The Joseph Rowntree Foundation study identifies two worrisome trends in their own right – but more so when linked together. These are financial insecurity and mental distress, both of which have risen sharply over the past decade. The job market is a bright spot in an otherwise bleak picture. But the fact that one million people work on zero-contracting contracts, along with declining levels of benefits, declining home ownership and a doubling of the private rental sector, means that a growing proportion of the population is chronically insecure. One-fifth of adults have savings of less than £700.

Over a similar period, levels of anxiety and depression rose, to the point where 17% of adults prescribed antidepressants in 2017-2018. These cases were concentrated in the poorest parts of northern England, and the 64% growth in prescriptions between 2010 and 2017 outpaced increases in other European countries by large margins. Data shows that poor mental health is more likely to be experienced by financially vulnerable people. Those who were stuck in precarious housing possession, with debt, reported higher levels of symptoms including insomnia and feelings of worthlessness. There is also an association with social isolation.
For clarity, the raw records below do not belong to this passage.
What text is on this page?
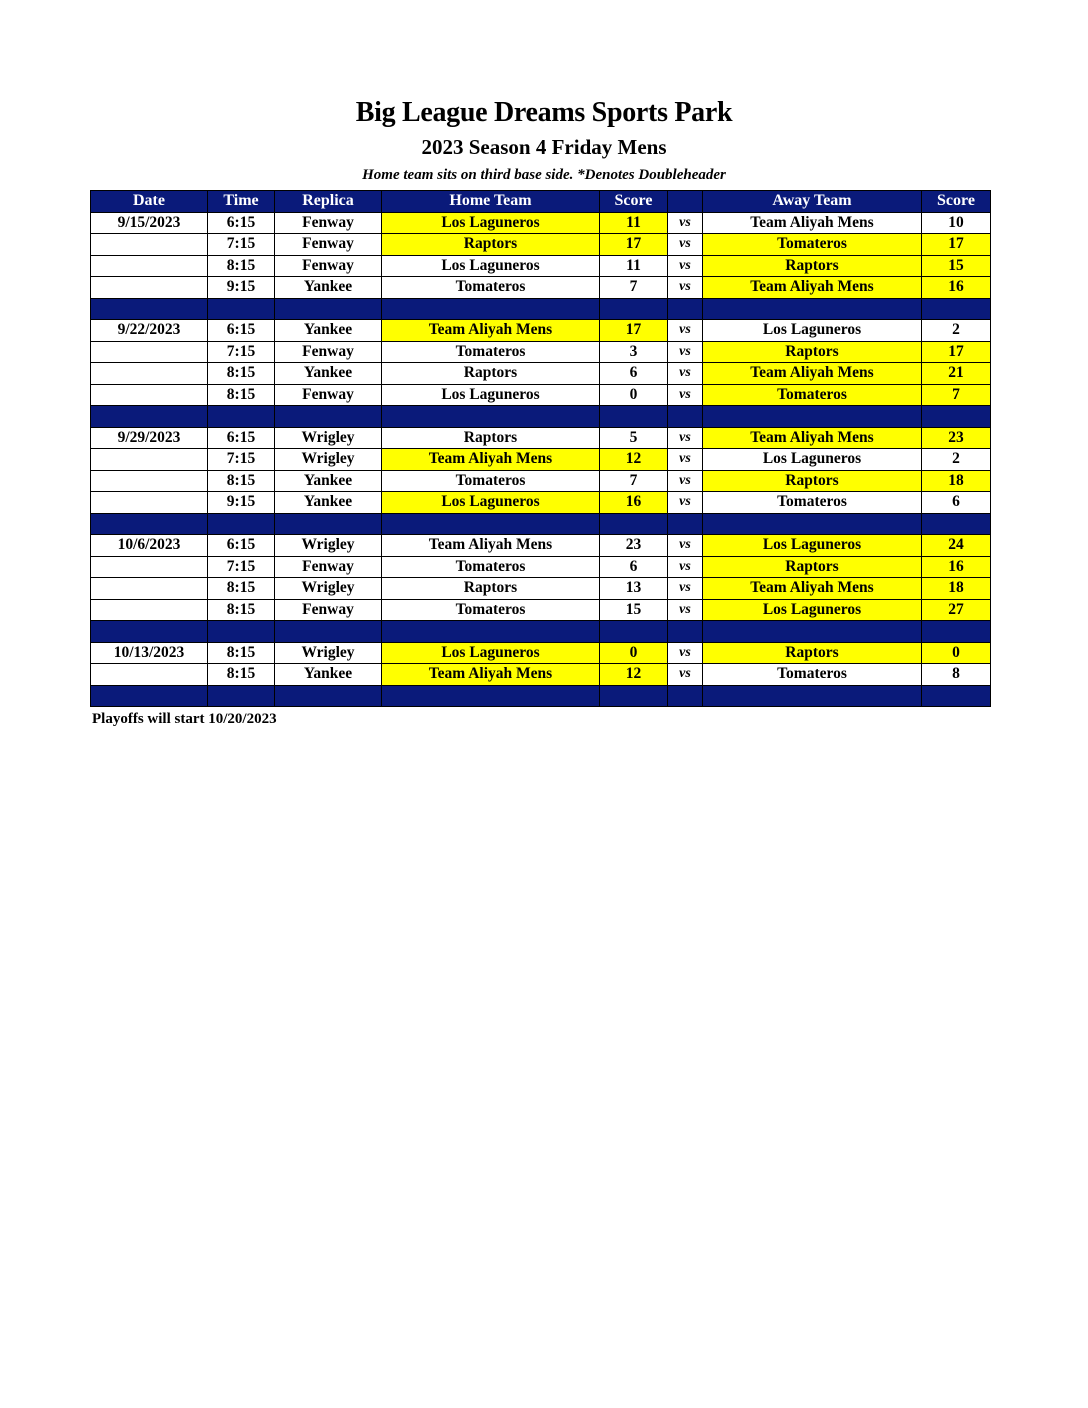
Big League Dreams Sports Park
2023 Season 4 Friday Mens
Home team sits on third base side. *Denotes Doubleheader
Date	Time	Replica	Home Team	Score		Away Team	Score
9/15/2023	6:15	Fenway	Los Laguneros	11	vs	Team Aliyah Mens	10
	7:15	Fenway	Raptors	17	vs	Tomateros	17
	8:15	Fenway	Los Laguneros	11	vs	Raptors	15
	9:15	Yankee	Tomateros	7	vs	Team Aliyah Mens	16

9/22/2023	6:15	Yankee	Team Aliyah Mens	17	vs	Los Laguneros	2
	7:15	Fenway	Tomateros	3	vs	Raptors	17
	8:15	Yankee	Raptors	6	vs	Team Aliyah Mens	21
	8:15	Fenway	Los Laguneros	0	vs	Tomateros	7

9/29/2023	6:15	Wrigley	Raptors	5	vs	Team Aliyah Mens	23
	7:15	Wrigley	Team Aliyah Mens	12	vs	Los Laguneros	2
	8:15	Yankee	Tomateros	7	vs	Raptors	18
	9:15	Yankee	Los Laguneros	16	vs	Tomateros	6

10/6/2023	6:15	Wrigley	Team Aliyah Mens	23	vs	Los Laguneros	24
	7:15	Fenway	Tomateros	6	vs	Raptors	16
	8:15	Wrigley	Raptors	13	vs	Team Aliyah Mens	18
	8:15	Fenway	Tomateros	15	vs	Los Laguneros	27

10/13/2023	8:15	Wrigley	Los Laguneros	0	vs	Raptors	0
	8:15	Yankee	Team Aliyah Mens	12	vs	Tomateros	8

Playoffs will start 10/20/2023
It shouldn’t surprise anyone that not having money keeps people up at night. Reports from across the country about rising levels of hunger are becoming more alarming and extreme. But there are lessons here for policy makers. The danger to individuals and the society in which they live is that people fall into a downward spiral, in which poor mental health results from economic insecurity, and thus increases it by preventing them from working. Already, two-thirds of those claimants report being anxious or depressed. The total cost of mental health services to NHS England is £15 billion annually.
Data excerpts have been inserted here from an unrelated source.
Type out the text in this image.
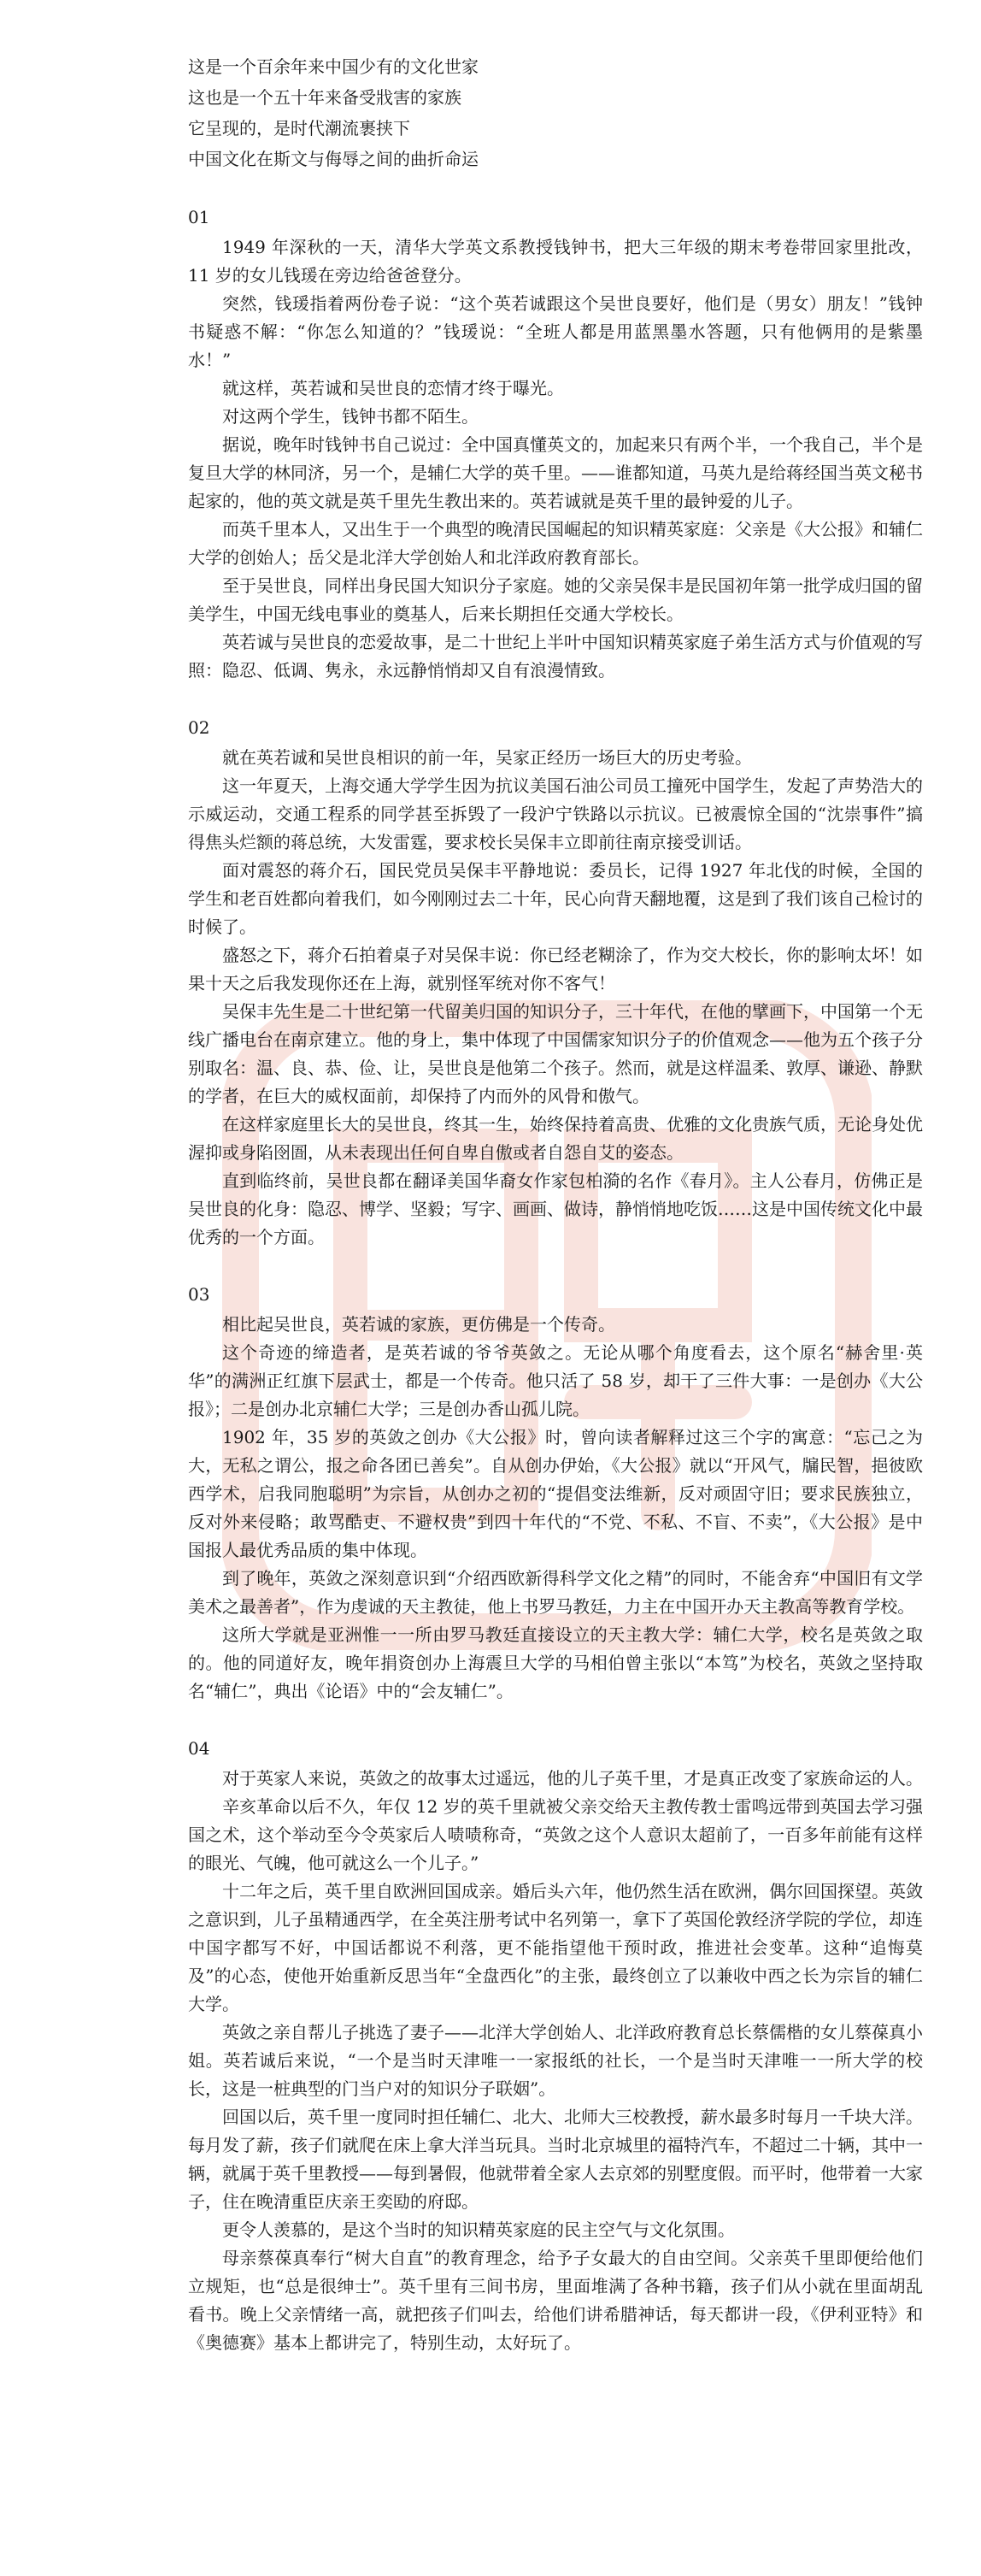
这是一个百余年来中国少有的文化世家

这也是一个五十年来备受戕害的家族

它呈现的，是时代潮流裹挟下

中国文化在斯文与侮辱之间的曲折命运

01

1949 年深秋的一天，清华大学英文系教授钱钟书，把大三年级的期末考卷带回家里批改，11 岁的女儿钱瑗在旁边给爸爸登分。

突然，钱瑗指着两份卷子说：“这个英若诚跟这个吴世良要好，他们是（男女）朋友！”钱钟书疑惑不解：“你怎么知道的？”钱瑗说：“全班人都是用蓝黑墨水答题，只有他俩用的是紫墨水！”

就这样，英若诚和吴世良的恋情才终于曝光。

对这两个学生，钱钟书都不陌生。

据说，晚年时钱钟书自己说过：全中国真懂英文的，加起来只有两个半，一个我自己，半个是复旦大学的林同济，另一个，是辅仁大学的英千里。——谁都知道，马英九是给蒋经国当英文秘书起家的，他的英文就是英千里先生教出来的。英若诚就是英千里的最钟爱的儿子。

而英千里本人，又出生于一个典型的晚清民国崛起的知识精英家庭：父亲是《大公报》和辅仁大学的创始人；岳父是北洋大学创始人和北洋政府教育部长。

至于吴世良，同样出身民国大知识分子家庭。她的父亲吴保丰是民国初年第一批学成归国的留美学生，中国无线电事业的奠基人，后来长期担任交通大学校长。

英若诚与吴世良的恋爱故事，是二十世纪上半叶中国知识精英家庭子弟生活方式与价值观的写照：隐忍、低调、隽永，永远静悄悄却又自有浪漫情致。

02

就在英若诚和吴世良相识的前一年，吴家正经历一场巨大的历史考验。

这一年夏天，上海交通大学学生因为抗议美国石油公司员工撞死中国学生，发起了声势浩大的示威运动，交通工程系的同学甚至拆毁了一段沪宁铁路以示抗议。已被震惊全国的“沈崇事件”搞得焦头烂额的蒋总统，大发雷霆，要求校长吴保丰立即前往南京接受训话。

面对震怒的蒋介石，国民党员吴保丰平静地说：委员长，记得 1927 年北伐的时候，全国的学生和老百姓都向着我们，如今刚刚过去二十年，民心向背天翻地覆，这是到了我们该自己检讨的时候了。

盛怒之下，蒋介石拍着桌子对吴保丰说：你已经老糊涂了，作为交大校长，你的影响太坏！如果十天之后我发现你还在上海，就别怪军统对你不客气！

吴保丰先生是二十世纪第一代留美归国的知识分子，三十年代，在他的擘画下，中国第一个无线广播电台在南京建立。他的身上，集中体现了中国儒家知识分子的价值观念——他为五个孩子分别取名：温、良、恭、俭、让，吴世良是他第二个孩子。然而，就是这样温柔、敦厚、谦逊、静默的学者，在巨大的威权面前，却保持了内而外的风骨和傲气。

在这样家庭里长大的吴世良，终其一生，始终保持着高贵、优雅的文化贵族气质，无论身处优渥抑或身陷囹圄，从未表现出任何自卑自傲或者自怨自艾的姿态。

直到临终前，吴世良都在翻译美国华裔女作家包柏漪的名作《春月》。主人公春月，仿佛正是吴世良的化身：隐忍、博学、坚毅；写字、画画、做诗，静悄悄地吃饭……这是中国传统文化中最优秀的一个方面。

03

相比起吴世良，英若诚的家族，更仿佛是一个传奇。

这个奇迹的缔造者，是英若诚的爷爷英敛之。无论从哪个角度看去，这个原名“赫舍里·英华”的满洲正红旗下层武士，都是一个传奇。他只活了 58 岁，却干了三件大事：一是创办《大公报》；二是创办北京辅仁大学；三是创办香山孤儿院。

1902 年，35 岁的英敛之创办《大公报》时，曾向读者解释过这三个字的寓意：“忘己之为大，无私之谓公，报之命各团已善矣”。自从创办伊始，《大公报》就以“开风气，牖民智，挹彼欧西学术，启我同胞聪明”为宗旨，从创办之初的“提倡变法维新，反对顽固守旧；要求民族独立，反对外来侵略；敢骂酷吏、不避权贵”到四十年代的“不党、不私、不盲、不卖”，《大公报》是中国报人最优秀品质的集中体现。

到了晚年，英敛之深刻意识到“介绍西欧新得科学文化之精”的同时，不能舍弃“中国旧有文学美术之最善者”，作为虔诚的天主教徒，他上书罗马教廷，力主在中国开办天主教高等教育学校。

这所大学就是亚洲惟一一所由罗马教廷直接设立的天主教大学：辅仁大学，校名是英敛之取的。他的同道好友，晚年捐资创办上海震旦大学的马相伯曾主张以“本笃”为校名，英敛之坚持取名“辅仁”，典出《论语》中的“会友辅仁”。

04

对于英家人来说，英敛之的故事太过遥远，他的儿子英千里，才是真正改变了家族命运的人。

辛亥革命以后不久，年仅 12 岁的英千里就被父亲交给天主教传教士雷鸣远带到英国去学习强国之术，这个举动至今令英家后人啧啧称奇，“英敛之这个人意识太超前了，一百多年前能有这样的眼光、气魄，他可就这么一个儿子。”

十二年之后，英千里自欧洲回国成亲。婚后头六年，他仍然生活在欧洲，偶尔回国探望。英敛之意识到，儿子虽精通西学，在全英注册考试中名列第一，拿下了英国伦敦经济学院的学位，却连中国字都写不好，中国话都说不利落，更不能指望他干预时政，推进社会变革。这种“追悔莫及”的心态，使他开始重新反思当年“全盘西化”的主张，最终创立了以兼收中西之长为宗旨的辅仁大学。

英敛之亲自帮儿子挑选了妻子——北洋大学创始人、北洋政府教育总长蔡儒楷的女儿蔡葆真小姐。英若诚后来说，“一个是当时天津唯一一家报纸的社长，一个是当时天津唯一一所大学的校长，这是一桩典型的门当户对的知识分子联姻”。

回国以后，英千里一度同时担任辅仁、北大、北师大三校教授，薪水最多时每月一千块大洋。每月发了薪，孩子们就爬在床上拿大洋当玩具。当时北京城里的福特汽车，不超过二十辆，其中一辆，就属于英千里教授——每到暑假，他就带着全家人去京郊的别墅度假。而平时，他带着一大家子，住在晚清重臣庆亲王奕劻的府邸。

更令人羡慕的，是这个当时的知识精英家庭的民主空气与文化氛围。

母亲蔡葆真奉行“树大自直”的教育理念，给予子女最大的自由空间。父亲英千里即便给他们立规矩，也“总是很绅士”。英千里有三间书房，里面堆满了各种书籍，孩子们从小就在里面胡乱看书。晚上父亲情绪一高，就把孩子们叫去，给他们讲希腊神话，每天都讲一段，《伊利亚特》和《奥德赛》基本上都讲完了，特别生动，太好玩了。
Some of this disease is preventable. Ministers must face the fact that their punitive approach to benefits, and generosity with landlords and employers, has made the lives of many people much more difficult than they needed to. He has shamefully delayed the termination of evictions under Article 21, under which tenants can be evicted at short notice without cause. You must find new financing for debt advice. Labor rights need to be strengthened urgently. Benefits should be increased, and eligibility for free school meals expanded to prevent more people from getting trapped. In the long run, politicians must find ways to rebalance the nation’s wealth and assets toward those who have little or nothing.